Part of the group’s efforts to look forward from this event include developing a newly updated Declaration of Environmental Rights. The Declaration, originally published on January 28, 1970, one year after the oil spill, was authored by Rod Nash, who along with others founded a first of its kind program at UCSB that year titled “Environmental Studies.”

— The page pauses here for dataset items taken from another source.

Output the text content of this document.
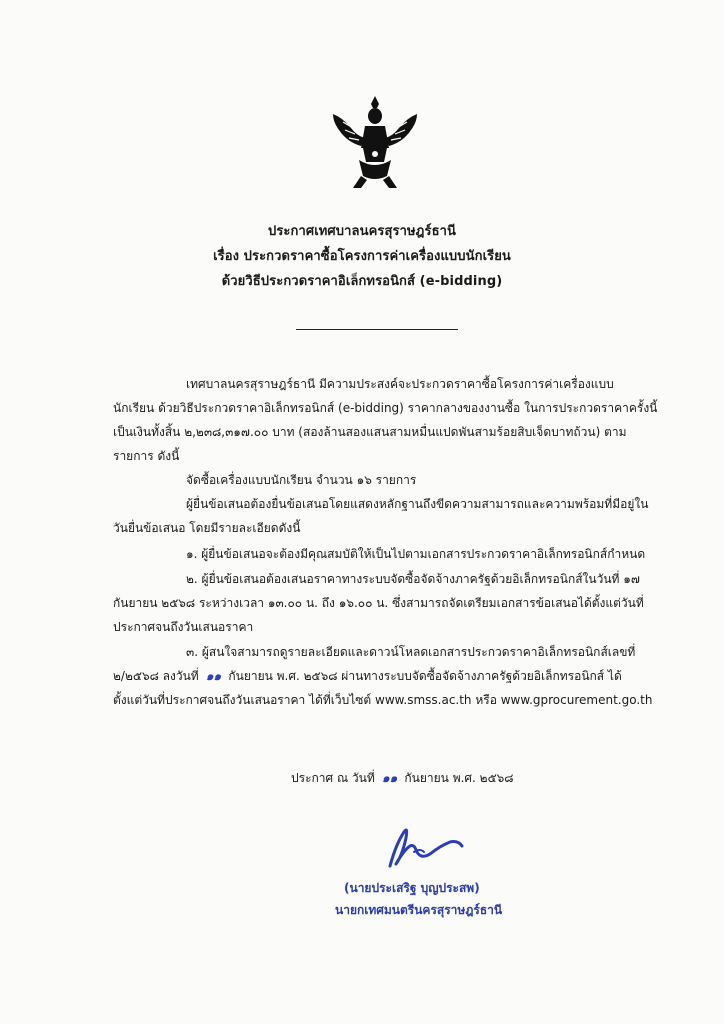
ประกาศเทศบาลนครสุราษฎร์ธานี
เรื่อง ประกวดราคาซื้อโครงการค่าเครื่องแบบนักเรียน
ด้วยวิธีประกวดราคาอิเล็กทรอนิกส์ (e-bidding)
เทศบาลนครสุราษฎร์ธานี มีความประสงค์จะประกวดราคาซื้อโครงการค่าเครื่องแบบ
นักเรียน ด้วยวิธีประกวดราคาอิเล็กทรอนิกส์ (e-bidding) ราคากลางของงานซื้อ ในการประกวดราคาครั้งนี้
เป็นเงินทั้งสิ้น ๒,๒๓๘,๓๑๗.๐๐ บาท (สองล้านสองแสนสามหมื่นแปดพันสามร้อยสิบเจ็ดบาทถ้วน) ตาม
รายการ ดังนี้
จัดซื้อเครื่องแบบนักเรียน จำนวน ๑๖ รายการ
ผู้ยื่นข้อเสนอต้องยื่นข้อเสนอโดยแสดงหลักฐานถึงขีดความสามารถและความพร้อมที่มีอยู่ใน
วันยื่นข้อเสนอ โดยมีรายละเอียดดังนี้
๑. ผู้ยื่นข้อเสนอจะต้องมีคุณสมบัติให้เป็นไปตามเอกสารประกวดราคาอิเล็กทรอนิกส์กำหนด
๒. ผู้ยื่นข้อเสนอต้องเสนอราคาทางระบบจัดซื้อจัดจ้างภาครัฐด้วยอิเล็กทรอนิกส์ในวันที่ ๑๗
กันยายน ๒๕๖๘ ระหว่างเวลา ๑๓.๐๐ น. ถึง ๑๖.๐๐ น. ซึ่งสามารถจัดเตรียมเอกสารข้อเสนอได้ตั้งแต่วันที่
ประกาศจนถึงวันเสนอราคา
๓. ผู้สนใจสามารถดูรายละเอียดและดาวน์โหลดเอกสารประกวดราคาอิเล็กทรอนิกส์เลขที่
๒/๒๕๖๘ ลงวันที่ ๑๑ กันยายน พ.ศ. ๒๕๖๘ ผ่านทางระบบจัดซื้อจัดจ้างภาครัฐด้วยอิเล็กทรอนิกส์ ได้
ตั้งแต่วันที่ประกาศจนถึงวันเสนอราคา ได้ที่เว็บไซต์ www.smss.ac.th หรือ www.gprocurement.go.th
ประกาศ ณ วันที่ ๑๑ กันยายน พ.ศ. ๒๕๖๘
(นายประเสริฐ บุญประสพ)
นายกเทศมนตรีนครสุราษฎร์ธานี
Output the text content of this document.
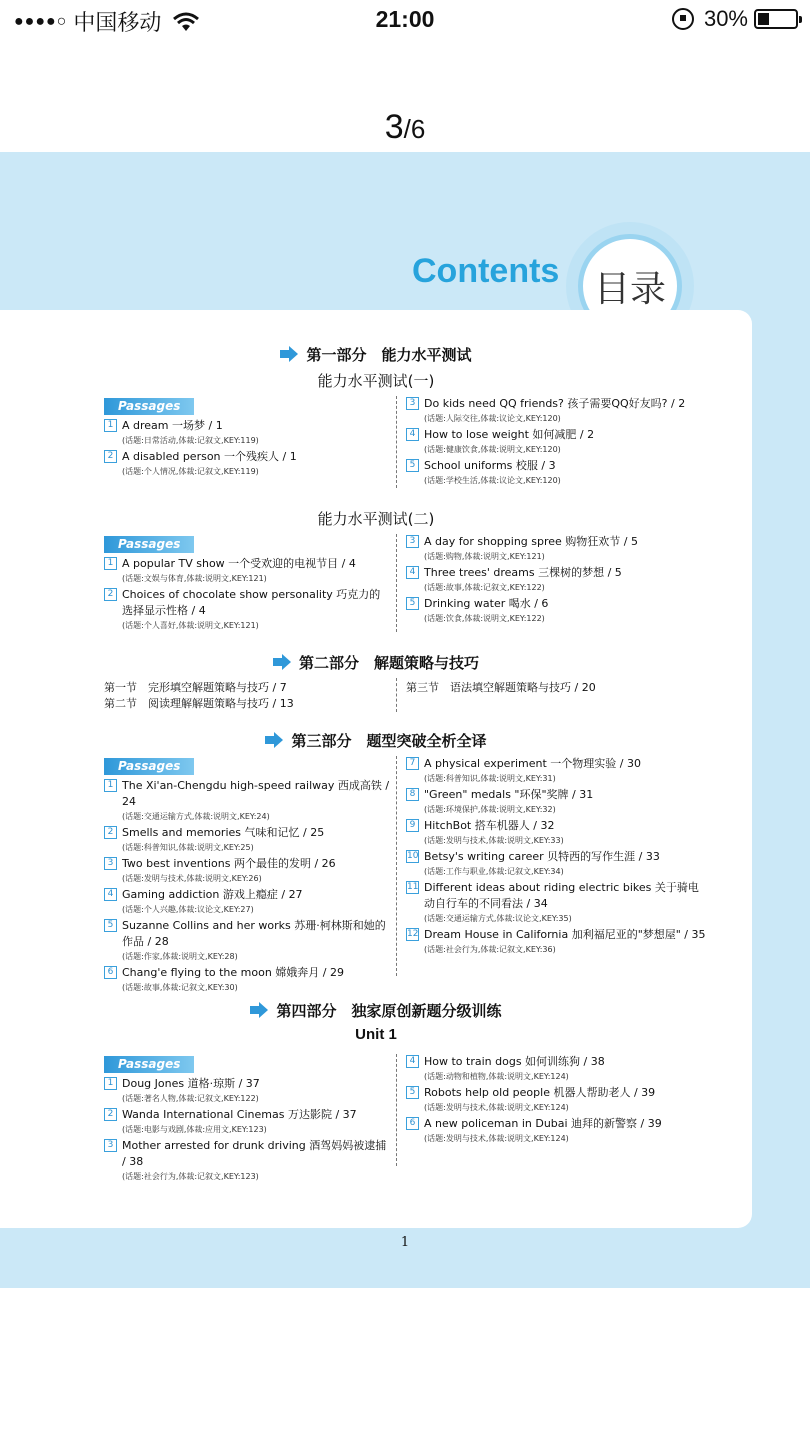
●●●●○ 中国移动	21:00	30%
3/6
Contents 目录
第一部分　能力水平测试
能力水平测试(一)
Passages
1 A dream 一场梦 / 1
(话题:日常活动,体裁:记叙文,KEY:119)
2 A disabled person 一个残疾人 / 1
(话题:个人情况,体裁:记叙文,KEY:119)
3 Do kids need QQ friends? 孩子需要QQ好友吗? / 2
(话题:人际交往,体裁:议论文,KEY:120)
4 How to lose weight 如何减肥 / 2
(话题:健康饮食,体裁:说明文,KEY:120)
5 School uniforms 校服 / 3
(话题:学校生活,体裁:议论文,KEY:120)
能力水平测试(二)
Passages
1 A popular TV show 一个受欢迎的电视节目 / 4
(话题:文娱与体育,体裁:说明文,KEY:121)
2 Choices of chocolate show personality 巧克力的选择显示性格 / 4
(话题:个人喜好,体裁:说明文,KEY:121)
3 A day for shopping spree 购物狂欢节 / 5
(话题:购物,体裁:说明文,KEY:121)
4 Three trees' dreams 三棵树的梦想 / 5
(话题:故事,体裁:记叙文,KEY:122)
5 Drinking water 喝水 / 6
(话题:饮食,体裁:说明文,KEY:122)
第二部分　解题策略与技巧
第一节　完形填空解题策略与技巧 / 7
第二节　阅读理解解题策略与技巧 / 13
第三节　语法填空解题策略与技巧 / 20
第三部分　题型突破全析全译
Passages
1 The Xi'an-Chengdu high-speed railway 西成高铁 / 24
(话题:交通运输方式,体裁:说明文,KEY:24)
2 Smells and memories 气味和记忆 / 25
(话题:科普知识,体裁:说明文,KEY:25)
3 Two best inventions 两个最佳的发明 / 26
(话题:发明与技术,体裁:说明文,KEY:26)
4 Gaming addiction 游戏上瘾症 / 27
(话题:个人兴趣,体裁:议论文,KEY:27)
5 Suzanne Collins and her works 苏珊·柯林斯和她的作品 / 28
(话题:作家,体裁:说明文,KEY:28)
6 Chang'e flying to the moon 嫦娥奔月 / 29
(话题:故事,体裁:记叙文,KEY:30)
7 A physical experiment 一个物理实验 / 30
(话题:科普知识,体裁:说明文,KEY:31)
8 "Green" medals "环保"奖牌 / 31
(话题:环境保护,体裁:说明文,KEY:32)
9 HitchBot 搭车机器人 / 32
(话题:发明与技术,体裁:说明文,KEY:33)
10 Betsy's writing career 贝特西的写作生涯 / 33
(话题:工作与职业,体裁:记叙文,KEY:34)
11 Different ideas about riding electric bikes 关于骑电动自行车的不同看法 / 34
(话题:交通运输方式,体裁:议论文,KEY:35)
12 Dream House in California 加利福尼亚的"梦想屋" / 35
(话题:社会行为,体裁:记叙文,KEY:36)
第四部分　独家原创新题分级训练
Unit 1
Passages
1 Doug Jones 道格·琼斯 / 37
(话题:著名人物,体裁:记叙文,KEY:122)
2 Wanda International Cinemas 万达影院 / 37
(话题:电影与戏剧,体裁:应用文,KEY:123)
3 Mother arrested for drunk driving 酒驾妈妈被逮捕 / 38
(话题:社会行为,体裁:记叙文,KEY:123)
4 How to train dogs 如何训练狗 / 38
(话题:动物和植物,体裁:说明文,KEY:124)
5 Robots help old people 机器人帮助老人 / 39
(话题:发明与技术,体裁:说明文,KEY:124)
6 A new policeman in Dubai 迪拜的新警察 / 39
(话题:发明与技术,体裁:说明文,KEY:124)
1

The new revision is being created out of a participatory process with an array of regional groups led by current UCSB Environmental Studies Department Chair, David Pellow, who stated, “Our work on the Declaration actively seeks to incorporate perspectives of diverse community members and stakeholders. In the next chapter of the environmental movement, we stand committed to engaging those who have been disproportionately burdened by social injustices – women, youth, immigrants, the elderly, people of color, and those with low-income who have fewer resources to respond to the negative impacts of climate change and other environmental threats. The next 50 years will see our movements and our learning institutions here in Santa Barbara fostering environmental and climate justice.”
Linda Krop, Lead Attorney for EDC, notes that this milestone also provides an opportunity to reflect on the strong bipartisan leadership behind the environmental legacy. “In the 1970s, both sides of the aisle were acutely aware of our responsibility to protect the environmental systems on which all life depends. Acts to ensure clean air and clean water passed, almost unanimously at times. We are calling for a similar unified approach as we look to protect another critical system – our climate.”
Krop continued, “Even as we remember this history, we must stand vigilant to protect our coastline from new present threats of offshore oil exploration. Fortunately, our community and the state of California stand together, and at this event we’ll share concrete actions we can take in the next few months to safeguard our coastline.”
U.S. Congressman Salud Carbajal, originally of Oxnard, CA, expanded on Krop’s points: “With unrelenting attacks on our environment and natural resources by the Trump Administration, it is more important than ever to make it clear that we will not accept further oil leasing and development off our shores.” Referencing the more recent 2015 Plains All American Pipeline spill off the Refugio Coast, Carbajal stated, “In California, our coastal communities, local economies, and fragile ocean ecosystems cannot afford another disastrous oil spill. That is why it is critical that we pass legislation to protect our coastal environment from further oil drilling and preserve its beauty and vibrancy for future generations.”
The event on January 27 will kick off two years of Golden Anniversaries in Santa Barbara; 2020 marks the 50th anniversary of the UCSB Environmental Studies Program, the CEC, and the formation of Earth Day.
In conjunction with the event, the UCSB Library is opening an exhibit that will examine connections between the Santa Barbara oil spill and local environmental activism. Titled “Anguish, Anger, and Activism: Legacies of the 1969 Santa Barbara Oil Spill,” the exhibit will be on display in Special Research Collections on the 3rd floor of the library, mountain side, January 28 through Spring Quarter, 2019.
Major sponsors for the event are Lisa Stratton, Jean Schuyler and Peter Schuyler, Leslie Sweem Bhutani and Ashish Bhutani, the Richard and Bonnie Jensen Family, Monica and Tim Babich and an anonymous benefactor.